Des Capétiens à De Gaulle, une certaine majesté du pouvoir en France allait de pair avec un État qui y avait construit puis tenu la Nation. Prestige, privilèges et secrets étaient les attributs du trône et le corps du chef se devait de représenter le pays, le misérable individu de chair et d’os qu’il était par ailleurs restant en retrait. La vidéosphère numérique renverse la hiérarchie, et ouvre la voie au droit de regard sur la personne singulière, comme gage de la sincérité et du désintéressement de l’institution ou de la fonction.

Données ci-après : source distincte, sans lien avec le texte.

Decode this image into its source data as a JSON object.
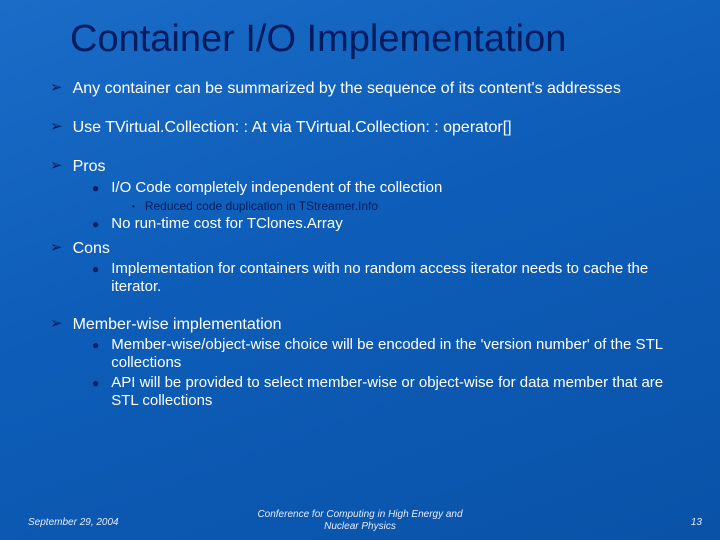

Vos vices ou vertus privés seront vos vices ou vertus publics.
Le journalisme d’initiative
D’institutions justement, la transparence galopante devait s’en doter. Parce qu’une idéologie est bien autre chose qu’un plus ou moins sympathique courant d’idées, qu’elle est motrice et agissante, il lui faut des acteurs institués, porte-parole et exécutants qui la mettent en pratique dans la durée.
Il y a des associations bien sûr. En premier lieu Transparency* international (qui a des « sections » par pays, comme l’internationale socialiste…) ou bien Anticor. Leur combat est la lutte contre la corruption, en particulier contre les conflits d’intérêts, à fort juste titre. Les candidats à la présidentielle ont remis leur copie à la première d’entre elles, pour montrer leur détermination dans ce domaine, et Transparency les a publiées et commentées sur son site. Anticor fait aussi figure de référence, et ses propositions furent souvent citées pendant la campagne, au chapitre de la « moralisation de la vie politique » – chapitre du programme forcément rehaussé quand le poids des « affaires » se fait pressant. Voilà des acteurs de la « société civile » qu’il est difficile sinon impossible d’ignorer : une condamnation de leur part aurait du poids. Mais leur pouvoir n’est encore que d’influence intellectuelle. Ce sont des théologiens du culte, pas les grands prêtres.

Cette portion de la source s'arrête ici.